What? You hadn’t noticed? With the stock market still going up and cryptocurrency hogging everybody’s attention, this has been about the quietest implosion I’ve ever witnessed. But, believe me, it’s real.
Our friends at PitchBook have been tracking the numbers. Since 2014, the number of early- and seed-stage rounds worldwide has nearly halved, from just over 13,000 to more than 5,000 today. That’s a stunning 56% drop.
What’s going on?
The shift to mobile, cloud and software attracted billions of dollars these past few years, but these aren’t new trends or business models anymore. Suddenly, new ideas aren’t as plentiful or as fresh.
Case in point: The prospect of funding consumer apps no longer excites investors.
The Next Hot Technologies Will Finally Meet Expectations
These include medical and healthcare, smart home, automotive, factory and voice-recognition-related applications.

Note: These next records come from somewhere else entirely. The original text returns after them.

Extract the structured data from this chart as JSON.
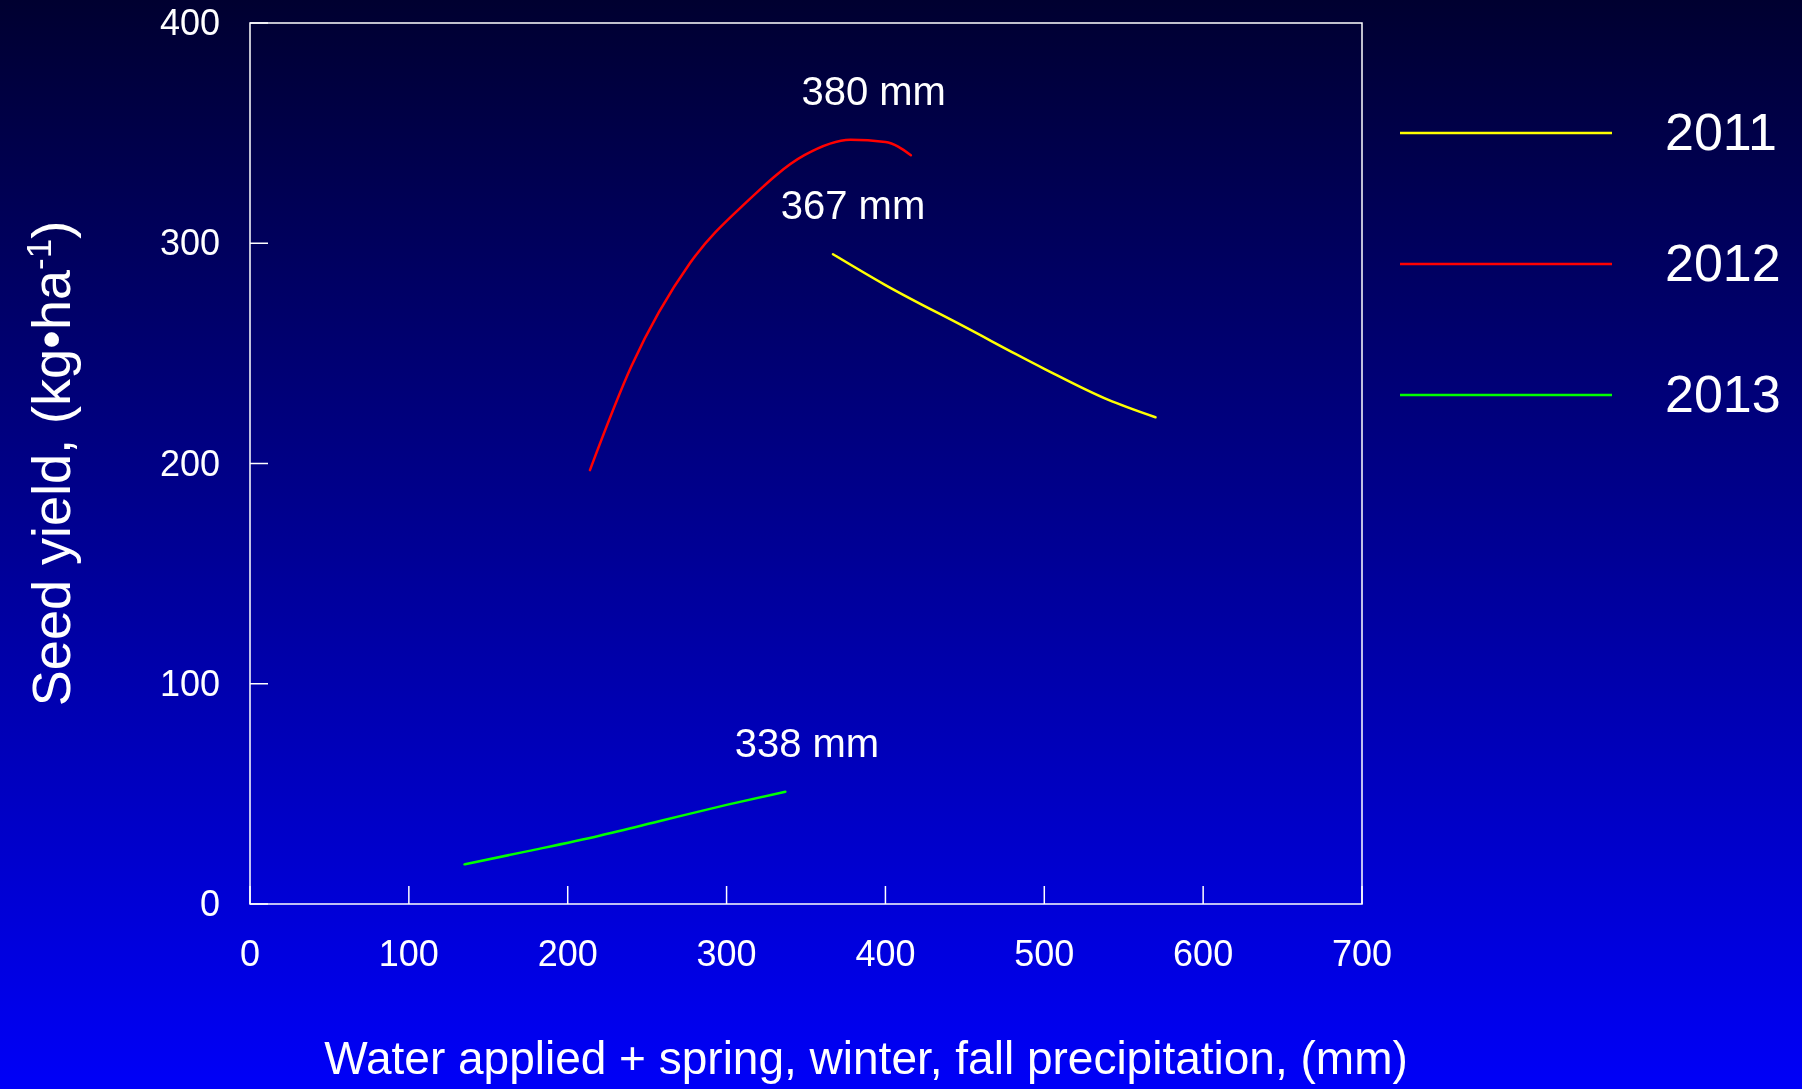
{
  "chart_data": {
    "type": "line",
    "xlabel": "Water applied + spring, winter, fall precipitation, (mm)",
    "ylabel": "Seed yield, (kg•ha$^{-1}$)",
    "xlim": [
      0,
      700
    ],
    "xticks": [
      0,
      100,
      200,
      300,
      400,
      500,
      600,
      700
    ],
    "ylim": [
      0,
      400
    ],
    "yticks": [
      0,
      100,
      200,
      300,
      400
    ],
    "grid": false,
    "legend": "right",
    "line_style": "solid",
    "marker": "none",
    "series": [
      {
        "name": "2011",
        "color": "#ffff00",
        "x": [
          367,
          400,
          450,
          500,
          540,
          570
        ],
        "values": [
          295,
          281,
          262,
          243,
          229,
          221
        ]
      },
      {
        "name": "2012",
        "color": "#ff0000",
        "x": [
          214,
          240,
          277,
          313,
          349,
          378,
          400,
          416
        ],
        "values": [
          197,
          244,
          291,
          319,
          340,
          347,
          346,
          340
        ]
      },
      {
        "name": "2013",
        "color": "#00ff00",
        "x": [
          135,
          175,
          220,
          260,
          300,
          337
        ],
        "values": [
          18,
          24,
          31,
          38,
          45,
          51
        ]
      }
    ],
    "annotations": [
      {
        "text": "380 mm",
        "x": 380,
        "y": 347
      },
      {
        "text": "367 mm",
        "x": 367,
        "y": 295
      },
      {
        "text": "338 mm",
        "x": 338,
        "y": 51
      }
    ]
  }
}
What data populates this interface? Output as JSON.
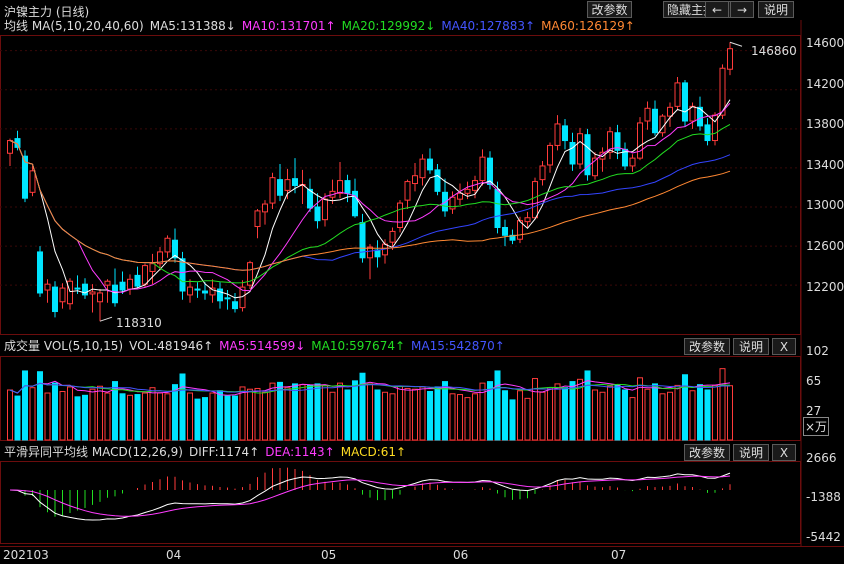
{
  "title": "沪镍主力 (日线)",
  "toolbar": {
    "params": "改参数",
    "hide_indicators": "隐藏主指标",
    "prev": "←",
    "next": "→",
    "help": "说明"
  },
  "price_panel": {
    "indicator": "均线 MA(5,10,20,40,60)",
    "mas": [
      {
        "label": "MA5:131388↓",
        "color": "#ffffff"
      },
      {
        "label": "MA10:131701↑",
        "color": "#ff3cff"
      },
      {
        "label": "MA20:129992↓",
        "color": "#22dd22"
      },
      {
        "label": "MA40:127883↑",
        "color": "#3344ff"
      },
      {
        "label": "MA60:126129↑",
        "color": "#ff8833"
      }
    ],
    "y_ticks": [
      "146000",
      "142000",
      "138000",
      "134000",
      "130000",
      "126000",
      "122000"
    ],
    "high_label": "146860",
    "low_label": "118310"
  },
  "volume_panel": {
    "indicator": "成交量 VOL(5,10,15)",
    "vol": {
      "label": "VOL:481946↑",
      "color": "#dddddd"
    },
    "mas": [
      {
        "label": "MA5:514599↓",
        "color": "#ff3cff"
      },
      {
        "label": "MA10:597674↑",
        "color": "#22dd22"
      },
      {
        "label": "MA15:542870↑",
        "color": "#4455ff"
      }
    ],
    "params": "改参数",
    "help": "说明",
    "close": "X",
    "y_ticks": [
      "102",
      "65",
      "27"
    ],
    "unit": "×万"
  },
  "macd_panel": {
    "indicator": "平滑异同平均线 MACD(12,26,9)",
    "diff": {
      "label": "DIFF:1174↑",
      "color": "#dddddd"
    },
    "dea": {
      "label": "DEA:1143↑",
      "color": "#ff3cff"
    },
    "macd": {
      "label": "MACD:61↑",
      "color": "#ffdd22"
    },
    "params": "改参数",
    "help": "说明",
    "close": "X",
    "y_ticks": [
      "2666",
      "-1388",
      "-5442"
    ]
  },
  "x_axis": [
    "202103",
    "04",
    "05",
    "06",
    "07"
  ],
  "chart_data": {
    "type": "candlestick",
    "title": "沪镍主力 (日线)",
    "price_axis_ticks": [
      146000,
      142000,
      138000,
      134000,
      130000,
      126000,
      122000
    ],
    "price_range": [
      117000,
      147500
    ],
    "candles": [
      [
        135500,
        137000,
        134200,
        136800
      ],
      [
        137000,
        137800,
        135800,
        136100
      ],
      [
        135200,
        135800,
        130500,
        130900
      ],
      [
        131500,
        134200,
        131100,
        133700
      ],
      [
        125400,
        126000,
        120800,
        121200
      ],
      [
        121500,
        122600,
        120200,
        122100
      ],
      [
        121800,
        122400,
        118700,
        119300
      ],
      [
        120300,
        122200,
        119600,
        121700
      ],
      [
        120100,
        122700,
        119500,
        122400
      ],
      [
        121700,
        123000,
        121100,
        121600
      ],
      [
        122100,
        122700,
        120600,
        121000
      ],
      [
        121100,
        122100,
        119200,
        121300
      ],
      [
        120300,
        121600,
        118310,
        121200
      ],
      [
        122000,
        122600,
        120200,
        122400
      ],
      [
        122000,
        123700,
        119800,
        120200
      ],
      [
        122300,
        123400,
        121100,
        121500
      ],
      [
        121600,
        123100,
        121000,
        122600
      ],
      [
        123000,
        123900,
        121700,
        121900
      ],
      [
        122100,
        124200,
        121800,
        124000
      ],
      [
        123400,
        125200,
        122100,
        124200
      ],
      [
        124200,
        125900,
        123500,
        125400
      ],
      [
        125400,
        127100,
        124800,
        126800
      ],
      [
        126600,
        127800,
        124300,
        124800
      ],
      [
        124700,
        125400,
        120500,
        121400
      ],
      [
        121000,
        122600,
        120200,
        121800
      ],
      [
        121600,
        122300,
        120700,
        121500
      ],
      [
        121400,
        122300,
        120500,
        121200
      ],
      [
        121000,
        122600,
        120200,
        121700
      ],
      [
        121600,
        122300,
        119600,
        120400
      ],
      [
        120700,
        121500,
        119500,
        120600
      ],
      [
        120300,
        121200,
        119200,
        119600
      ],
      [
        119700,
        122500,
        119300,
        121800
      ],
      [
        122000,
        124500,
        121600,
        124300
      ],
      [
        128000,
        129800,
        126800,
        129600
      ],
      [
        129500,
        130700,
        128200,
        130300
      ],
      [
        130400,
        133500,
        129800,
        133000
      ],
      [
        132800,
        134400,
        130600,
        131200
      ],
      [
        131700,
        133900,
        130800,
        132800
      ],
      [
        132900,
        135000,
        131400,
        132200
      ],
      [
        132200,
        133800,
        130300,
        132300
      ],
      [
        131800,
        132900,
        129500,
        129900
      ],
      [
        130000,
        131400,
        127800,
        128600
      ],
      [
        128700,
        131400,
        128000,
        130800
      ],
      [
        131000,
        132800,
        130300,
        131600
      ],
      [
        131400,
        134600,
        130900,
        132700
      ],
      [
        132700,
        133300,
        130500,
        131400
      ],
      [
        131600,
        132900,
        128900,
        129100
      ],
      [
        128400,
        129300,
        124300,
        124800
      ],
      [
        124800,
        126200,
        122600,
        125900
      ],
      [
        125600,
        126600,
        123800,
        124900
      ],
      [
        125100,
        126700,
        124200,
        126200
      ],
      [
        126400,
        127900,
        125600,
        127500
      ],
      [
        127900,
        130700,
        127400,
        130400
      ],
      [
        130700,
        132800,
        129800,
        132600
      ],
      [
        132400,
        134500,
        131600,
        133200
      ],
      [
        133000,
        135400,
        132200,
        134900
      ],
      [
        134900,
        136000,
        133400,
        133800
      ],
      [
        133800,
        134400,
        131200,
        131600
      ],
      [
        131500,
        132900,
        129000,
        129600
      ],
      [
        129800,
        131600,
        129300,
        131000
      ],
      [
        130800,
        132400,
        130200,
        131400
      ],
      [
        131400,
        132600,
        130800,
        131800
      ],
      [
        131700,
        133200,
        130900,
        132700
      ],
      [
        132700,
        135900,
        132200,
        135100
      ],
      [
        135000,
        135700,
        131800,
        132300
      ],
      [
        131800,
        132600,
        127300,
        127900
      ],
      [
        127900,
        128700,
        126000,
        127100
      ],
      [
        127100,
        127700,
        126200,
        126600
      ],
      [
        126700,
        129000,
        126300,
        128600
      ],
      [
        128500,
        129500,
        127800,
        128900
      ],
      [
        128900,
        133000,
        128700,
        132600
      ],
      [
        132800,
        134700,
        132200,
        134200
      ],
      [
        134300,
        136600,
        133500,
        136300
      ],
      [
        136300,
        139400,
        135800,
        138500
      ],
      [
        138300,
        139000,
        135900,
        136800
      ],
      [
        136600,
        137600,
        133700,
        134400
      ],
      [
        134400,
        138100,
        133900,
        137500
      ],
      [
        137400,
        138000,
        132700,
        133300
      ],
      [
        133200,
        135600,
        132800,
        135000
      ],
      [
        134900,
        136100,
        133600,
        135600
      ],
      [
        135600,
        138200,
        134900,
        137700
      ],
      [
        137600,
        138400,
        134900,
        135800
      ],
      [
        135900,
        136600,
        133800,
        134200
      ],
      [
        134200,
        135400,
        133600,
        135000
      ],
      [
        135000,
        139200,
        134800,
        138600
      ],
      [
        138800,
        140800,
        137900,
        140100
      ],
      [
        140000,
        140900,
        137300,
        137600
      ],
      [
        137600,
        139500,
        137200,
        139300
      ],
      [
        139300,
        140700,
        138200,
        140200
      ],
      [
        140300,
        143300,
        139900,
        142700
      ],
      [
        142700,
        143000,
        138200,
        138800
      ],
      [
        138800,
        140700,
        138000,
        140300
      ],
      [
        140200,
        141300,
        137800,
        138300
      ],
      [
        138400,
        139100,
        136300,
        136800
      ],
      [
        136800,
        139700,
        136300,
        139400
      ],
      [
        139400,
        144600,
        139000,
        144200
      ],
      [
        144100,
        146860,
        143500,
        146200
      ]
    ]
  }
}
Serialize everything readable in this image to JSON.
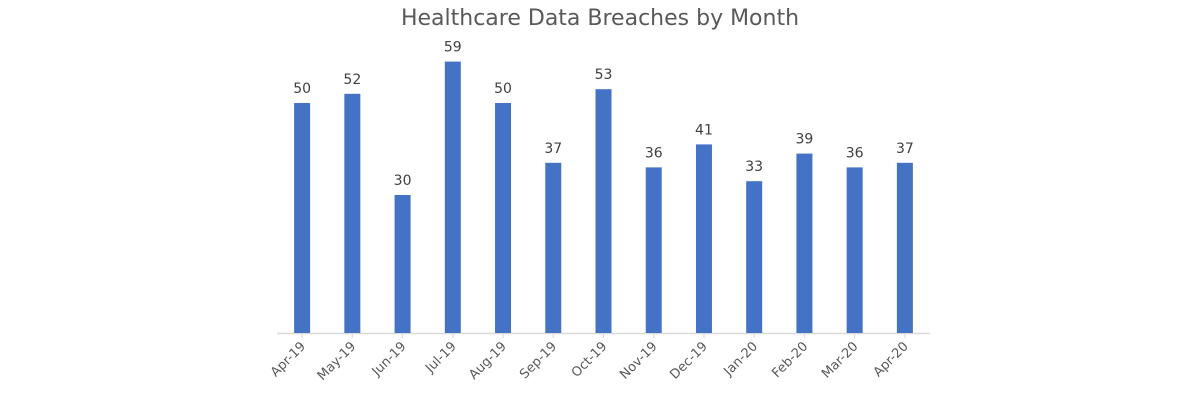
{
  "chart_data": {
    "type": "bar",
    "title": "Healthcare Data Breaches by Month",
    "categories": [
      "Apr-19",
      "May-19",
      "Jun-19",
      "Jul-19",
      "Aug-19",
      "Sep-19",
      "Oct-19",
      "Nov-19",
      "Dec-19",
      "Jan-20",
      "Feb-20",
      "Mar-20",
      "Apr-20"
    ],
    "values": [
      50,
      52,
      30,
      59,
      50,
      37,
      53,
      36,
      41,
      33,
      39,
      36,
      37
    ],
    "xlabel": "",
    "ylabel": "",
    "ylim": [
      0,
      60
    ],
    "grid": false,
    "legend": "none",
    "data_labels": true,
    "colors": {
      "bar": "#4472C4",
      "axis": "#D9D9D9",
      "title": "#595959",
      "label": "#404040"
    }
  }
}
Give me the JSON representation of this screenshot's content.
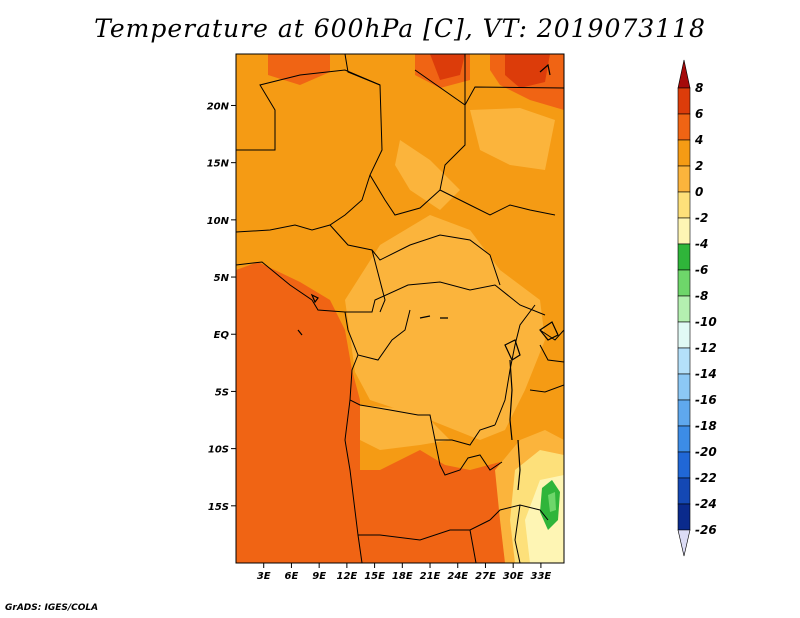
{
  "title": "Temperature at 600hPa [C], VT: 2019073118",
  "credit": "GrADS: IGES/COLA",
  "map": {
    "lon_range": [
      0,
      35.5
    ],
    "lat_range": [
      -20,
      24.5
    ],
    "lat_ticks": [
      {
        "value": 20,
        "label": "20N"
      },
      {
        "value": 15,
        "label": "15N"
      },
      {
        "value": 10,
        "label": "10N"
      },
      {
        "value": 5,
        "label": "5N"
      },
      {
        "value": 0,
        "label": "EQ"
      },
      {
        "value": -5,
        "label": "5S"
      },
      {
        "value": -10,
        "label": "10S"
      },
      {
        "value": -15,
        "label": "15S"
      }
    ],
    "lon_ticks": [
      {
        "value": 3,
        "label": "3E"
      },
      {
        "value": 6,
        "label": "6E"
      },
      {
        "value": 9,
        "label": "9E"
      },
      {
        "value": 12,
        "label": "12E"
      },
      {
        "value": 15,
        "label": "15E"
      },
      {
        "value": 18,
        "label": "18E"
      },
      {
        "value": 21,
        "label": "21E"
      },
      {
        "value": 24,
        "label": "24E"
      },
      {
        "value": 27,
        "label": "27E"
      },
      {
        "value": 30,
        "label": "30E"
      },
      {
        "value": 33,
        "label": "33E"
      }
    ]
  },
  "colorbar": {
    "levels": [
      {
        "label": "8",
        "color": "#a50a0a"
      },
      {
        "label": "6",
        "color": "#dc3c0a"
      },
      {
        "label": "4",
        "color": "#f06414"
      },
      {
        "label": "2",
        "color": "#f59b14"
      },
      {
        "label": "0",
        "color": "#fbb43c"
      },
      {
        "label": "-2",
        "color": "#fde07a"
      },
      {
        "label": "-4",
        "color": "#fef5b4"
      },
      {
        "label": "-6",
        "color": "#2fb53a"
      },
      {
        "label": "-8",
        "color": "#6ed66a"
      },
      {
        "label": "-10",
        "color": "#b4f0b0"
      },
      {
        "label": "-12",
        "color": "#e1faf5"
      },
      {
        "label": "-14",
        "color": "#b4e0fa"
      },
      {
        "label": "-16",
        "color": "#8cc8f5"
      },
      {
        "label": "-18",
        "color": "#5fa8ee"
      },
      {
        "label": "-20",
        "color": "#3c8ce6"
      },
      {
        "label": "-22",
        "color": "#2067d6"
      },
      {
        "label": "-24",
        "color": "#1448b4"
      },
      {
        "label": "-26",
        "color": "#0a2a8c"
      }
    ],
    "bottom_color": "#0a0a5a",
    "below_color": "#dcdcf5"
  }
}
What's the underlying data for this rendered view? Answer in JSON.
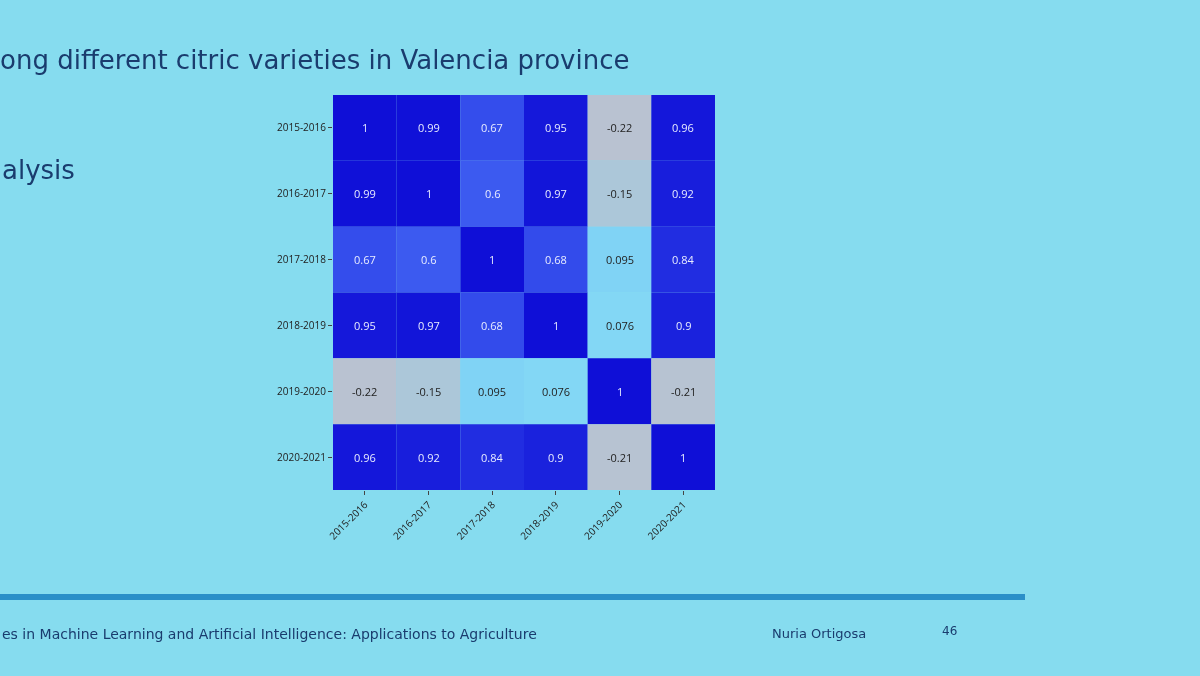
{
  "chart_data": {
    "type": "heatmap",
    "title": "ong different citric varieties in Valencia province",
    "subtitle": "alysis",
    "categories": [
      "2015-2016",
      "2016-2017",
      "2017-2018",
      "2018-2019",
      "2019-2020",
      "2020-2021"
    ],
    "y_categories": [
      "2015-2016",
      "2016-2017",
      "2017-2018",
      "2018-2019",
      "2019-2020",
      "2020-2021"
    ],
    "cells": [
      [
        1,
        0.99,
        0.67,
        0.95,
        -0.22,
        0.96
      ],
      [
        0.99,
        1,
        0.6,
        0.97,
        -0.15,
        0.92
      ],
      [
        0.67,
        0.6,
        1,
        0.68,
        0.095,
        0.84
      ],
      [
        0.95,
        0.97,
        0.68,
        1,
        0.076,
        0.9
      ],
      [
        -0.22,
        -0.15,
        0.095,
        0.076,
        1,
        -0.21
      ],
      [
        0.96,
        0.92,
        0.84,
        0.9,
        -0.21,
        1
      ]
    ],
    "data_labels": true,
    "annotations": [
      "es in Machine Learning and Artificial Intelligence: Applications to Agriculture",
      "Nuria Ortigosa",
      "46"
    ]
  }
}
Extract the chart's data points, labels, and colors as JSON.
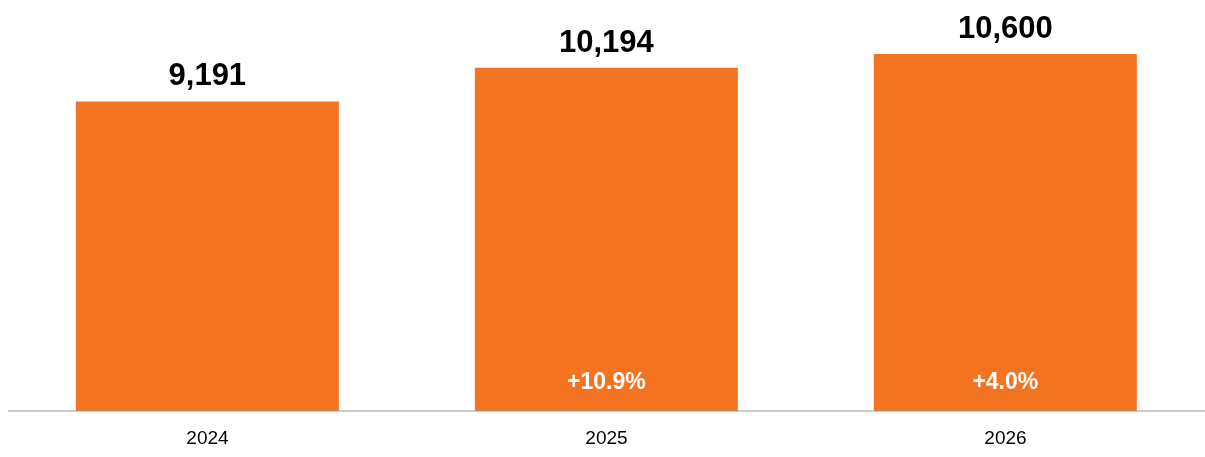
{
  "chart_data": {
    "type": "bar",
    "categories": [
      "2024",
      "2025",
      "2026"
    ],
    "values": [
      9191,
      10194,
      10600
    ],
    "color": "#f37321",
    "value_labels": [
      "9,191",
      "10,194",
      "10,600"
    ],
    "annotations": [
      "+10.9%",
      "+4.0%"
    ]
  }
}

These technologies were expected to make an impact earlier. But tech problems took longer to resolve than expected. Those are finally getting ironed out.
I personally think medtech is going to explode. The medtech market should be getting a boost from a host of advancing technologies whose time has come. I’m keeping an especially close eye on robotics, wearables and digital health, genomics, and artificial intelligence.
Big Data and Analytics Will Emerge
The last three companies we’ve added to our portfolio (for our paid members only) generate their own proprietary data. Big data, analytics and artificial intelligence will have all kinds of uses – from healthcare to industry to advertising – in the years ahead.
For example, one of the companies we recommended – a business-to-consumer-to-business startup – developed an extremely user-friendly way for companies to survey their customers and provide instant analytics with the results.
Fintech 2.0 Will Continue to Make Inroads
According to TechCrunch, traditional financial technology, or fintech, funding activity has dropped nearly 10% since 2014. This year the drop will be even more pronounced.
That’s because exciting new fintech technology is centered on the blockchain. We think it has immense upside (no secret there for those of you who have read our recent articles). But much of the raising is done outside traditional venture capital channels via initial coin offerings.
We’ve made a few deeply researched cryptocurrency recommendations to our members that have already scored sizable profits. And we’ve made a couple of “pick and shovel” recommendations that could play a key role in moving blockchain technologies toward mass adoption.
Fewer and Bigger Deals Will Dominate Venture Funding
SoftBank’s Vision Fund is leading the charge, investing huge sums in large established unicorn startups like WeWork, DoorDash and Uber.
With $98 billion to spend, the Vision Fund is the largest technology investment fund ever. Sequoia’s new $5 billion mega-fund pales in comparison. Masayoshi Son, head of SoftBank, said in October that his company could commit as much as $880 billion to tech investments in the coming years!
That’s a lot of money sloshing around startup land. Add the global sovereign wealth funds that are just now looking at startups with serious intent and China’s “PayPal Mafia” equivalent (Alibaba and Tencent, which are spending big money on startups) and it’s hard to imagine the valuations of late-stage startups NOT going through the roof.
And that, my friends, makes the seed and early rounds the places to be.
In the hunt for bigger game, investors are leaving this space – which is all the better for us. When the big money leaves, it drives valuations lower and increases quality and choice for the investors who remain.
More than ever before, there’s no reason to compromise on entry prices. I’m not necessarily looking for incredible bargains. But this year I expect to be overwhelmed by a flood of quality startups raising funds at extremely reasonable valuations. Which means only one thing…
It should be a very good year for early-stage crowdfunding investors.